Ce n’est plus à démontrer. Le secteur de la santé est très énergivore. Le syndicat d’infirmiers libéraux Convergence infirmière et le Comité pour le développement durable en santé (C2DS) ont décidé de tirer la sonnette d’alarme en lançant la première édition de l’opération “Balance ton gaspi’’.
Photo d’illustration, non contractuelle. © zalpvahid / ShutterStock

La santé représente un coût environnemental important et notre planète en paie la facture. En France, ce seul secteur est responsable de 8% des émissions totales de gaz à effet de serre, ce qui représente environ 49 millions de tonnes de CO2e par an*. Parmi les principales sources d’émissions indirectes figurent l’achat de médicaments (29%) et l’achat de dispositifs médicaux (21%). Les déchets et le gaspillage de ces produits constituent un problème non négligeable.

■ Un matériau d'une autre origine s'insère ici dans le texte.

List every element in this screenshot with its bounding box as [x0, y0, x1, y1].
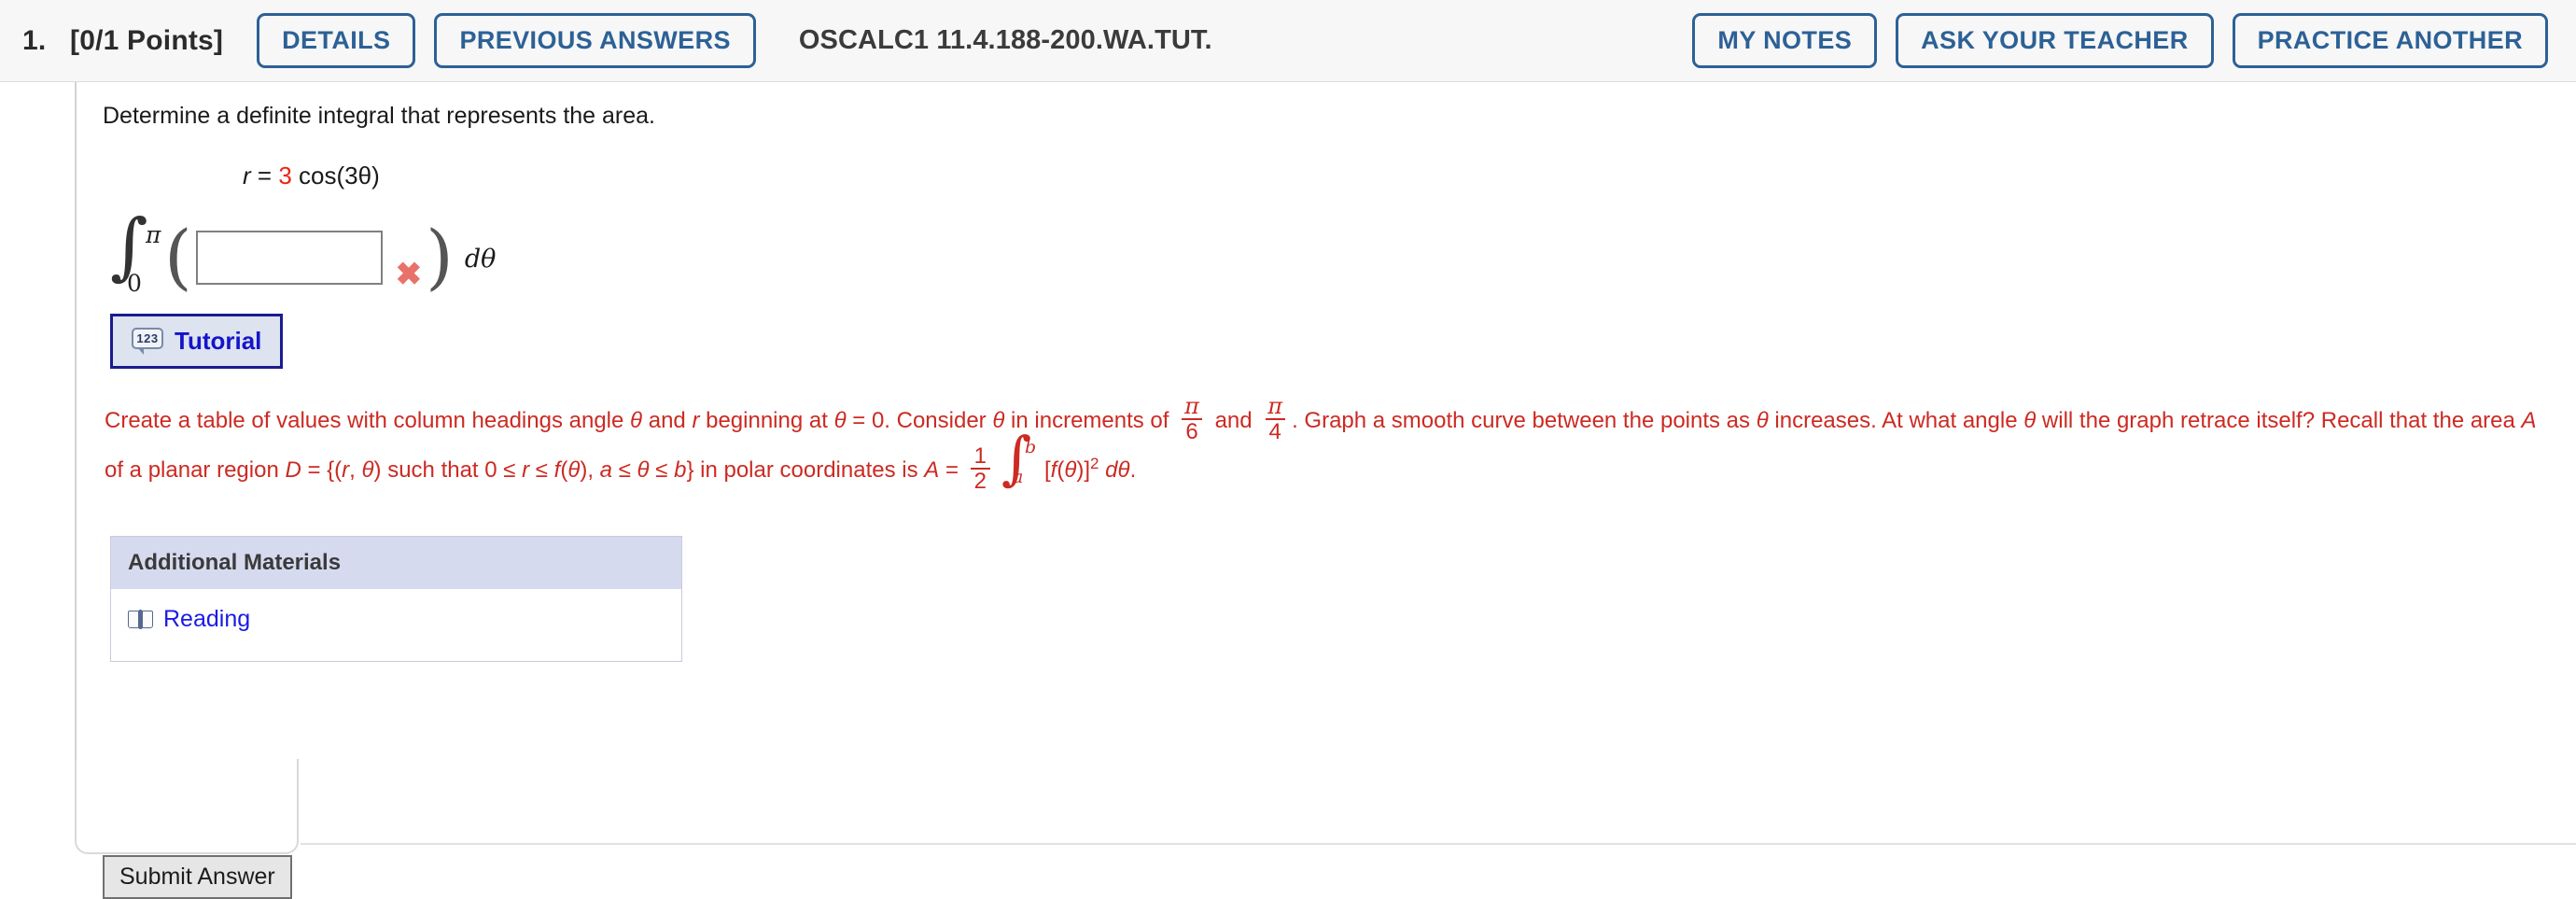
hint-theta-g: θ: [567, 457, 581, 484]
integrand-answer-input[interactable]: [195, 230, 383, 285]
integral-upper-limit: π: [146, 220, 161, 248]
hint-var-b: b: [674, 457, 687, 484]
practice-another-button[interactable]: PRACTICE ANOTHER: [2232, 13, 2548, 68]
inline-integral-upper-limit: b: [1025, 436, 1037, 457]
hint-seg14: ≤: [529, 457, 554, 484]
fraction-numerator: π: [1184, 392, 1199, 419]
hint-seg7: . Graph a smooth curve between the point…: [1292, 407, 1757, 433]
hint-seg25: .: [1129, 457, 1137, 484]
book-icon-left-page: [128, 611, 139, 629]
hint-seg9: will the graph retrace itself? Recall th…: [2036, 407, 2522, 433]
submit-answer-button[interactable]: Submit Answer: [103, 855, 292, 899]
polar-equation: r = 3 cos(3θ): [103, 162, 2576, 190]
fraction-pi-over-6: π6: [1181, 392, 1203, 445]
left-vertical-divider: [75, 82, 77, 759]
hint-var-D: D: [285, 457, 301, 484]
hint-seg2: and: [642, 407, 693, 433]
hint-theta-d: θ: [1756, 407, 1769, 433]
additional-materials-list: Reading: [111, 588, 681, 661]
fraction-one-half: 12: [970, 443, 990, 495]
hint-seg3: beginning at: [699, 407, 834, 433]
ask-your-teacher-button[interactable]: ASK YOUR TEACHER: [1896, 13, 2214, 68]
submit-panel-frame: [75, 759, 299, 854]
hint-var-A2: A: [924, 457, 940, 484]
hint-seg10: of a planar region: [105, 457, 286, 484]
hint-theta-b: θ: [833, 407, 847, 433]
question-header-bar: 1. [0/1 Points] DETAILS PREVIOUS ANSWERS…: [0, 0, 2576, 82]
header-action-group: MY NOTES ASK YOUR TEACHER PRACTICE ANOTH…: [1692, 13, 2548, 68]
points-badge: [0/1 Points]: [70, 24, 224, 56]
hint-theta-j: θ: [1117, 457, 1130, 484]
hint-seg24: d: [1099, 457, 1118, 484]
hint-theta-a: θ: [630, 407, 643, 433]
bubble-icon-tail: [137, 347, 144, 355]
hint-seg19: } in polar coordinates is: [686, 457, 925, 484]
integral-answer-expression: ∫ π 0 ( ✖ ) dθ: [103, 210, 2576, 301]
hint-seg12: ,: [349, 457, 362, 484]
equation-rhs: cos(3θ): [299, 161, 380, 190]
tutorial-button[interactable]: 123 Tutorial: [110, 313, 284, 369]
hint-theta-h: θ: [637, 457, 650, 484]
problem-prompt: Determine a definite integral that repre…: [103, 103, 656, 129]
question-body: Determine a definite integral that repre…: [0, 82, 2576, 899]
hint-var-r3: r: [522, 457, 530, 484]
hint-seg4: = 0. Consider: [846, 407, 993, 433]
book-icon-spine: [139, 610, 142, 630]
hint-seg20: =: [939, 457, 965, 484]
equation-lhs: r: [243, 161, 251, 190]
hint-theta-e: θ: [2023, 407, 2037, 433]
additional-materials-title: Additional Materials: [111, 536, 681, 589]
fraction-denominator: 2: [970, 468, 990, 494]
hint-seg18: ≤: [649, 457, 675, 484]
hint-theta-f: θ: [361, 457, 374, 484]
inline-integral-lower-limit: a: [1013, 466, 1024, 487]
hint-seg17: ≤: [612, 457, 637, 484]
hint-seg13: ) such that 0 ≤: [373, 457, 523, 484]
hint-exponent: 2: [1090, 455, 1099, 473]
additional-materials-panel: Additional Materials Reading: [110, 535, 682, 662]
hint-seg23: )]: [1076, 457, 1091, 484]
fraction-denominator: 4: [1265, 417, 1285, 444]
equation-coefficient: 3: [278, 161, 292, 190]
hint-seg11: = {(: [301, 457, 343, 484]
equation-equals: =: [257, 161, 273, 190]
tutorial-button-label: Tutorial: [175, 326, 262, 355]
inline-integral-sign: ∫ b a: [1000, 428, 1043, 487]
fraction-numerator: 1: [973, 443, 987, 470]
fraction-pi-over-4: π4: [1264, 392, 1286, 445]
assignment-title: OSCALC1 11.4.188-200.WA.TUT.: [798, 25, 1212, 55]
fraction-numerator: π: [1267, 392, 1283, 419]
question-number: 1.: [22, 24, 47, 56]
close-paren: ): [426, 215, 454, 299]
reading-link[interactable]: Reading: [163, 606, 250, 633]
open-paren: (: [164, 215, 192, 299]
footer-divider: [301, 843, 2576, 845]
hint-seg6: and: [1208, 407, 1259, 433]
numeric-speech-bubble-icon: 123: [132, 328, 163, 355]
hint-seg21: [: [1044, 457, 1051, 484]
hint-theta-i: θ: [1064, 457, 1077, 484]
integral-sign: ∫ π 0: [110, 210, 161, 298]
hint-paragraph: Create a table of values with column hea…: [105, 392, 2550, 497]
hint-seg1: Create a table of values with column hea…: [105, 407, 631, 433]
fraction-denominator: 6: [1182, 417, 1202, 444]
question-number-and-points: 1. [0/1 Points]: [15, 25, 223, 57]
bubble-icon-digits: 123: [132, 328, 163, 349]
integral-lower-limit: 0: [127, 269, 142, 297]
details-button[interactable]: DETAILS: [257, 13, 416, 68]
previous-answers-button[interactable]: PREVIOUS ANSWERS: [434, 13, 756, 68]
differential-label: dθ: [464, 245, 497, 274]
question-content: Determine a definite integral that repre…: [0, 82, 2576, 662]
hint-var-r2: r: [342, 457, 350, 484]
incorrect-mark-icon: ✖: [395, 256, 423, 292]
book-icon-right-page: [142, 611, 153, 629]
hint-var-A: A: [2521, 407, 2537, 433]
hint-seg8: increases. At what angle: [1768, 407, 2024, 433]
hint-seg16: ),: [580, 457, 600, 484]
my-notes-button[interactable]: MY NOTES: [1692, 13, 1878, 68]
book-icon: [128, 609, 153, 630]
hint-var-a: a: [599, 457, 613, 484]
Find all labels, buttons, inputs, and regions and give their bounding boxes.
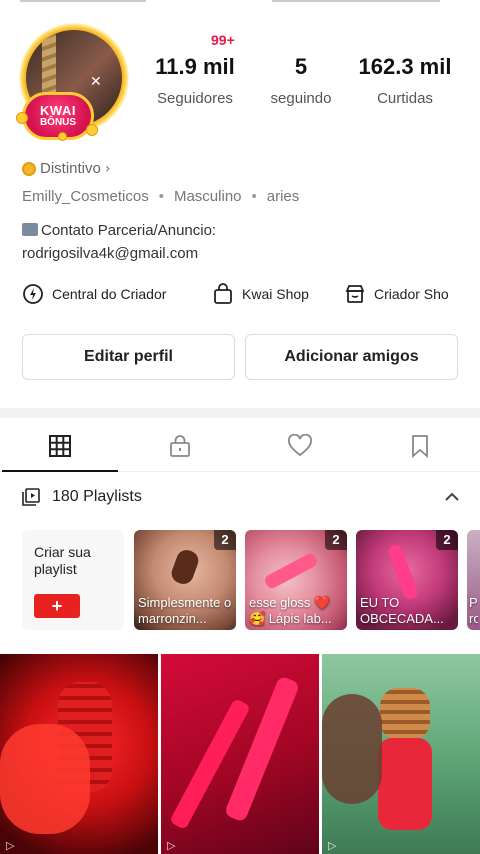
tab-liked[interactable] xyxy=(240,420,360,471)
creator-links: Central do Criador Kwai Shop Criador Sho xyxy=(22,283,480,305)
gender: Masculino xyxy=(173,188,242,205)
play-count-icon: ▷ xyxy=(6,840,15,852)
separator-dot: • xyxy=(251,188,257,205)
video-thumbnail[interactable]: ▷ xyxy=(161,654,319,854)
badge-label: Distintivo xyxy=(40,160,101,177)
coin-icon xyxy=(16,112,28,124)
add-friends-button[interactable]: Adicionar amigos xyxy=(245,334,458,380)
playlist-caption: P ro xyxy=(469,595,478,626)
playlist-caption: esse gloss ❤️ 🥰 Lápis lab... xyxy=(249,595,332,626)
badge-link[interactable]: Distintivo › xyxy=(22,160,110,177)
following-count: 5 xyxy=(294,54,308,79)
likes-stat[interactable]: 162.3 mil Curtidas xyxy=(350,54,460,107)
coin-icon xyxy=(58,132,67,141)
bio: Contato Parceria/Anuncio: rodrigosilva4k… xyxy=(22,219,216,265)
playlist-card[interactable]: 2 EU TO OBCECADA... xyxy=(356,530,458,630)
video-thumbnail[interactable]: ▷ xyxy=(0,654,158,854)
coin-icon xyxy=(86,124,98,136)
creator-shop-link[interactable]: Criador Sho xyxy=(344,283,480,305)
avatar[interactable]: ✕ KWAI BÔNUS xyxy=(12,16,136,141)
creator-shop-label: Criador Sho xyxy=(374,286,449,302)
create-playlist-label: Criar sua playlist xyxy=(34,544,91,577)
kwai-shop-label: Kwai Shop xyxy=(242,286,309,302)
username: Emilly_Cosmeticos xyxy=(22,188,149,205)
kwai-badge-title: KWAI xyxy=(40,103,76,118)
notification-badge: 99+ xyxy=(211,32,235,48)
chevron-right-icon: › xyxy=(104,160,111,177)
chevron-up-icon[interactable] xyxy=(444,492,460,502)
kwai-shop-link[interactable]: Kwai Shop xyxy=(212,283,344,305)
following-label: seguindo xyxy=(270,90,332,107)
followers-label: Seguidores xyxy=(157,90,233,107)
heart-icon xyxy=(288,433,312,456)
grid-icon xyxy=(49,434,71,457)
playlist-icon xyxy=(22,488,40,506)
playlists-count: 180 Playlists xyxy=(52,488,142,505)
envelope-icon xyxy=(22,223,38,236)
playlist-video-count: 2 xyxy=(325,530,347,550)
create-playlist-card[interactable]: Criar sua playlist + xyxy=(22,530,124,630)
playlist-video-count: 2 xyxy=(214,530,236,550)
bolt-icon xyxy=(23,284,43,304)
zodiac-sign: aries xyxy=(266,188,300,205)
section-divider xyxy=(0,408,480,418)
playlist-card-partial[interactable]: P ro xyxy=(467,530,480,630)
video-thumbnail[interactable]: ▷ xyxy=(322,654,480,854)
badge-icon xyxy=(22,161,36,176)
creator-center-link[interactable]: Central do Criador xyxy=(22,283,212,305)
playlists-header[interactable]: 180 Playlists xyxy=(22,488,460,506)
separator-dot: • xyxy=(158,188,164,205)
close-icon[interactable]: ✕ xyxy=(90,74,102,90)
lock-icon xyxy=(170,434,190,457)
following-stat[interactable]: 5 seguindo xyxy=(258,54,344,107)
shopping-bag-icon xyxy=(214,283,232,304)
kwai-badge-subtitle: BÔNUS xyxy=(39,117,77,128)
playlist-caption: Simplesmente o marronzin... xyxy=(138,595,232,626)
playlist-video-count: 2 xyxy=(436,530,458,550)
edit-profile-button[interactable]: Editar perfil xyxy=(22,334,235,380)
profile-meta: Emilly_Cosmeticos • Masculino • aries xyxy=(22,188,299,205)
bookmark-icon xyxy=(412,434,428,458)
tab-videos[interactable] xyxy=(0,420,120,472)
profile-tabs xyxy=(0,420,480,472)
playlist-card[interactable]: 2 Simplesmente o marronzin... xyxy=(134,530,236,630)
store-icon xyxy=(345,285,365,303)
playlist-card[interactable]: 2 esse gloss ❤️ 🥰 Lápis lab... xyxy=(245,530,347,630)
followers-stat[interactable]: 11.9 mil Seguidores xyxy=(148,54,242,107)
creator-center-label: Central do Criador xyxy=(52,286,167,302)
tab-saved[interactable] xyxy=(360,420,480,471)
create-playlist-button[interactable]: + xyxy=(34,594,80,618)
play-count-icon: ▷ xyxy=(328,840,337,852)
bio-line-2: rodrigosilva4k@gmail.com xyxy=(22,245,199,262)
tab-private[interactable] xyxy=(120,420,240,471)
bio-line-1: Contato Parceria/Anuncio: xyxy=(41,222,217,239)
likes-count: 162.3 mil xyxy=(358,54,452,79)
playlist-caption: EU TO OBCECADA... xyxy=(360,595,444,626)
likes-label: Curtidas xyxy=(377,90,433,107)
play-count-icon: ▷ xyxy=(167,840,176,852)
followers-count: 11.9 mil xyxy=(155,54,235,79)
status-bar-remnant xyxy=(0,0,480,10)
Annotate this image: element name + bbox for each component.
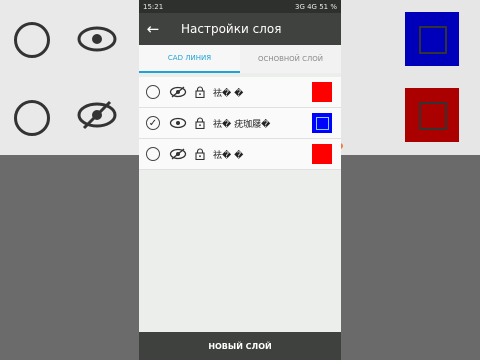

Dans ce contexte de prise de conscience, Convergence infirmière et le C2DS ont lancé en 2022, l’opération “Balance ton gaspi” visant les infirmiers libéraux. La première mobilisation voit le jour en 2024. Les professionnels sont invités à collecter les médicaments et dispositifs médicaux non utilisés, qu’ils pourront déposer à Tours, Toulouse, Béziers, Clermont-Ferrand, Dunkerque, Marseille, Strasbourg, Martinique, et Toulon le 2 avril**. « La mobilisation Balance ton gaspi est organisée dans le but d’une prise de conscience collective. Il s’agit d’alerter les pouvoirs publics et les associations pour trouver des solutions ensemble », explique Véronique Molières, directrice du C2DS. L’idée est aussi de sensibiliser les citoyens. « C’est le dynamisme des infirmiers qui est génial. Ils ont compris que pour faire entendre ce gaspillage il fallait le montrer », ajoute-t-elle.

Trouver des solutions

 Les infirmiers jouent le jeu et vont, pour les plus impliqués, au-delà de l’opération. Certains se servent, par exemple, de supports pédagogiques dans leur cabinet. « Pour nos patients qui peuvent se déplacer, nous avons mis en place des messages de prévention par le biais d’affichages pour les sensibiliser à la santé environnementale », explique Yves Gouiffes-Yan, infirmier libéral à Boulogne-Billancourt (92). « Je dialogue aussi avec les patients à domicile. C’est notre rôle en tant qu’infirmiers, ils nous font confiance, nous avons le devoir de les sensibiliser au gaspillage », estime-t-il.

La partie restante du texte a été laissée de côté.